14 de setembro de 2017

Tecnologia

A tecnologia nos aprisiona nela, mas também nos outros e, principalmente, no agora. Queremos respostas instantâneas, eu ligo você atende, eu mando mensagem e você responde. Cada vez que essas ações são frustradas causam mal estar, nos sentimos rejeitados, ou preocupados com o bem estar do outro, quando na verdade, na maioria das vezes, foi apenas o acaso.

Em outros momentos ela nos aprisiona nos levando de onde estamos para distante dali em um "beep". Quantas vezes estamos com os amigos e recebemos mensagens do trabalho, ou de outra pessoa, com problemas, ou histórias que não pertencem aquele momento que estamos vivendo? Deixamos de viver o aqui e somos transportados para o lá sem qualquer aviso prévio ou pedido de licença.

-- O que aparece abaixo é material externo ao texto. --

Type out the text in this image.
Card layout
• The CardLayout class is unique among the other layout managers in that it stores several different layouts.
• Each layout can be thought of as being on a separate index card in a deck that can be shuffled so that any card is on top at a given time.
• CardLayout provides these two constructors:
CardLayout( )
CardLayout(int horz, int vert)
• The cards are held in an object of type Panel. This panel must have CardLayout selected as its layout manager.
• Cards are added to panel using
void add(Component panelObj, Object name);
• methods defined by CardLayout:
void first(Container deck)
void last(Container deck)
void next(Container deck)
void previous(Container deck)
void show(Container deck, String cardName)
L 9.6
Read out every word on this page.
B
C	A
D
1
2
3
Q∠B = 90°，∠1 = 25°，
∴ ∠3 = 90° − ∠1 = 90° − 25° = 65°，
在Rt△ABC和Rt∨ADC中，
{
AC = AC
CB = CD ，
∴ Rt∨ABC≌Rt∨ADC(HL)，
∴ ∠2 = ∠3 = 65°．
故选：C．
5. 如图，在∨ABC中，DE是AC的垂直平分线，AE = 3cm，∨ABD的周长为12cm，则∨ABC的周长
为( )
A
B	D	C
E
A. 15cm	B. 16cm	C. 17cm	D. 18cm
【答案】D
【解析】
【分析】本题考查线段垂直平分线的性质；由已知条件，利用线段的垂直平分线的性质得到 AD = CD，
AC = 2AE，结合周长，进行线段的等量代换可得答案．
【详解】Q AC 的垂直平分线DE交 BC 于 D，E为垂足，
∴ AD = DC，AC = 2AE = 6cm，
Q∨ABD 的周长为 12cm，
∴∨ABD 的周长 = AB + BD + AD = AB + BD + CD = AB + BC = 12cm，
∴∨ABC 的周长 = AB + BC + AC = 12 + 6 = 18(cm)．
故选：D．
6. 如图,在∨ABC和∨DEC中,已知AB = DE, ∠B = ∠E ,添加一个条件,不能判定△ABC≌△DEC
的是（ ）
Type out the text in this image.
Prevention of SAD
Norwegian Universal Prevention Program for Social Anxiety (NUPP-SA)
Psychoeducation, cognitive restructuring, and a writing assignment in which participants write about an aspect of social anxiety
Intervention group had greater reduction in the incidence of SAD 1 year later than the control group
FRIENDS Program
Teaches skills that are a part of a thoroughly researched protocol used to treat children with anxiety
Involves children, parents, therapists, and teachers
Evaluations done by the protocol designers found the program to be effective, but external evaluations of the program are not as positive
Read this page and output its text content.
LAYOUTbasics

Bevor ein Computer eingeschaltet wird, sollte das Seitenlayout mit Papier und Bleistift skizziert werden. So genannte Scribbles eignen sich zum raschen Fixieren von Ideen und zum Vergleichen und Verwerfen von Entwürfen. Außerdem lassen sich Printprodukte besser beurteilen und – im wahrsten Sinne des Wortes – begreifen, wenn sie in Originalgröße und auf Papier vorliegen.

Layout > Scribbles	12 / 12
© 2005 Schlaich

As vezes isso me parece tão invasivo... tão improdutivo... Eu entendo os benefícios, mas ainda é uma praticidade que, mais do que diversas outras, precisamos medir com muito cuidado para não sermos atropelados por elas.

10 de setembro de 2017

Insatisfação

Eu sinto que ao mesmo tempo em que minha vida está absolutamente completa, comigo trabalhando, juntando dinheiro para viajar com a minha mãe, para morar no exterior, fazendo pós, fazendo academia, estudando inglês, alemão e ainda vendo meu sobrinho a cada 15 dias e meus amigos em intervalos de tempo semelhantes, faço terapia e não ando tão cansada quanto na época pesada da faculdade, mas me falta alguma coisa. Eu estou fazendo tudo o que queria fazer quatro meses atrás, meu ambiente de trabalho é legal, meu chefe me deixa um pouco insegura, mas eu sempre entro e saio no horário combinado e acabei de dar um tapa na cara do câncer, mas ainda assim sinto que falta alguma coisa.

Sinto como se tivesse alguma coisa por aí que eu quero e não sei exatamente o que é, ou como se alguma coisa estivesse me incomodando, mas ainda não consegui descobrir o que. Eu costumo focar muito nos meus objetivos e esquecer o trajeto até eles, mas eu estou curtindo o trajeto. Eu estou bem, estou agradecida por estar como estou... mas esse sentimento de insatisfação não me abandona. Eu já nem sei mais se estou sentindo isso por hábito ou porque existe alguma coisa que me incomoda. Talvez seja porque eu quero descobrir logo que curso fazer no exterior e ir logo. Talvez seja aquilo de sempre... minha vontade de gostar de alguém, meu vício em me apaixonar, e o fato de que não tem ninguém na minha vida que poderia me trazer isso no momento.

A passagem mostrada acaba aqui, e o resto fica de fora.